Life Science and Medical News from Around the Globe
Ongoing Natural Selection Against Damaging Genetic Mutations in Humans
The survival of the human species in the face of high rates of genetic mutations has remained an important problem in evolutionary biology. While mutations provide a source of novelty for the species, a large fraction of these genetic changes can also be damaging. A newborn human is estimated to have ~70 new mutations that the parents did not have. In a project conducted by Brigham and Women's Hospital research geneticist Shamil Sunyaev (photo), PhD, and University of Michigan professor Alexey Kondrashov, PhD, scientists studied natural selection in humans. Their findings were published in the May 5, 2017 issue of Science, where the scientists report that, as a species, humans are able to keep the accumulation of damaging mutations in check because each additional mutation that's added to a genome causes larger, and larger consequences, decreasing an individual's ability to pass on genetic material.

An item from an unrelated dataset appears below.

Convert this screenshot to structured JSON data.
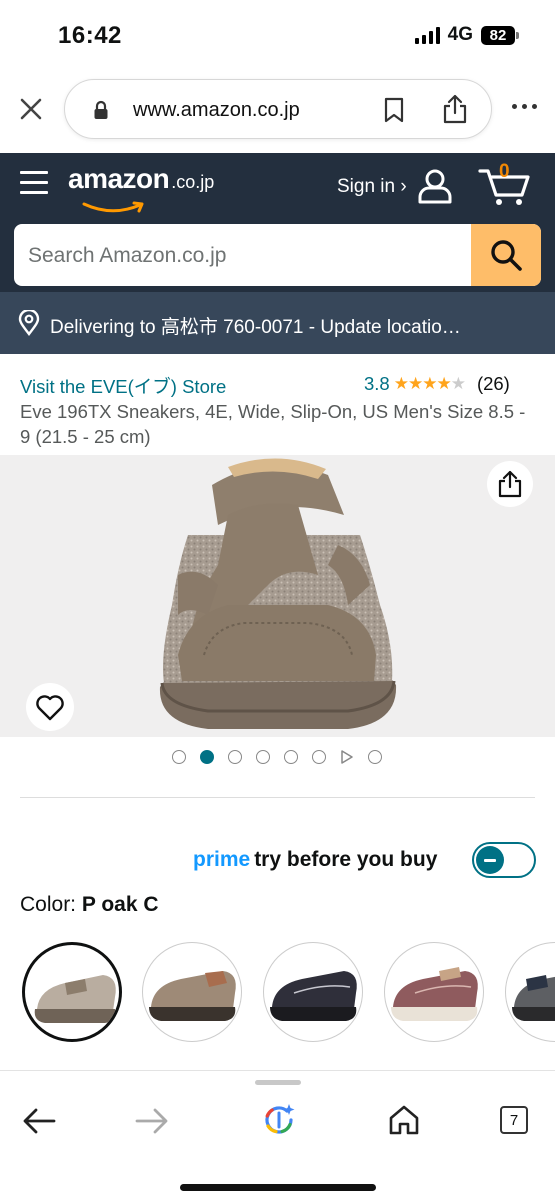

The article is titled “Negative Selection in Humans and Fruit Flies Involves Synergistic Epistasis.” A damaging mutation is one that likely interferes with the biological function that a gene has for the organism. The researchers studied population samples from Europe, Asia, and Africa and found a significant depletion of individuals carrying a large number of highly damaging mutations overall. They inferred that if a new mutation occurs in a genome that already contains many damaging mutations, it has a stronger effect than if it occurred in a genome with just a few other damaging mutations.